Gábor Urbancsik

Personal information
- Date of birth: 1907
- Place of birth: Budapest, Hungary
- Date of death: 21 December 1971
- Place of death: Budapest, Hungary

Managerial career
- Years: Team
- 1945-1946: Ferencvárosi TC
- 1948-1949: Szentlőrinci AC
- 1949-1950: Budapesti Postás SE
- 1951: Budapesti Kinizsi
- 1954: Szombathelyi Lokomotív
- 1954-1955: Budapesti Spartacus

= Gábor Urbancsik =

Hungarian football manager

Gábor Urbancsik (born 1907, died 21 December 1971) was a Hungarian professional football manager and former player.

== Managerial career ==

=== Ferencváros ===

On 8 August 1945, he was appointed as the manager of Ferencváros.

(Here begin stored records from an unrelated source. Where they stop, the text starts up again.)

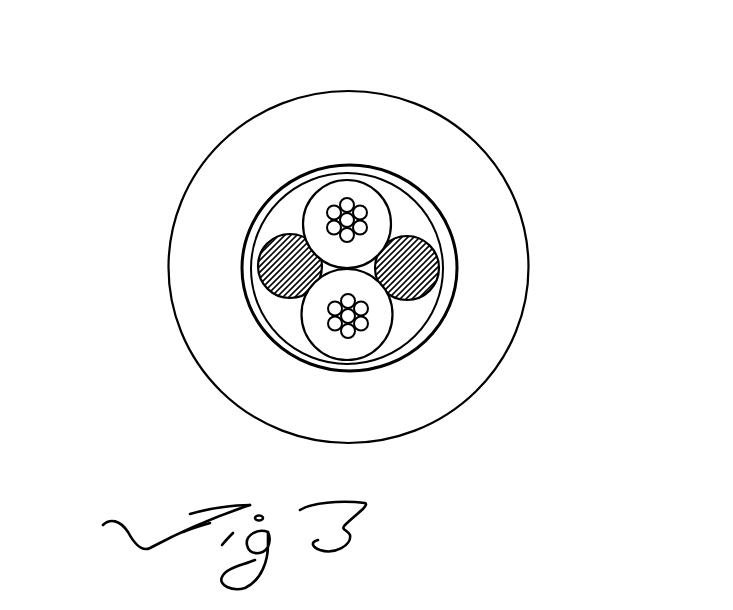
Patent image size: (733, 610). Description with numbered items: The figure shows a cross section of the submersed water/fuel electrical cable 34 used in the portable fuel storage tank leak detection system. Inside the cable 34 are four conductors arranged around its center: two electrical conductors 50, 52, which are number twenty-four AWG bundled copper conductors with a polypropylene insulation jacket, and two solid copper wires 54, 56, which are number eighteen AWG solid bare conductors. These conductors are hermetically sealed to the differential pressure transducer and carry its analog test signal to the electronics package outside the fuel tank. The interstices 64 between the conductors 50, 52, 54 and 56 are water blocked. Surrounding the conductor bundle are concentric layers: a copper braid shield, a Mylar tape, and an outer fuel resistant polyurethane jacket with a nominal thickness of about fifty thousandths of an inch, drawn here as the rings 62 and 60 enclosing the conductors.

The electrical cable 34 is at (468, 137).
The electrical conductor 50 is at (350, 188).
The electrical conductor 52 is at (367, 338).
The solid copper wire 54 is at (280, 248).
The solid copper wire 56 is at (423, 272).
The outer jacket 60 is at (213, 312).
The shield tape 62 is at (424, 197).
The interstices 64 is at (288, 312).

He managed Ferencvárosi TC in the 1945–46 Nemzeti Bajnokság I season. On 23 September 1945, he debuted with a 5-1 victory over Újpest FC.

=== Spartacus ===
He managed Budapesti Spartacus.

=== Szombathely ===

In the 1954, he managed Szombathelyi Haladás, called Szombathelyi Lokomotív at that time. On 9 May 1954, he managed Szombathely for the first time in the 1954 Nemzeti Bajnokság I season.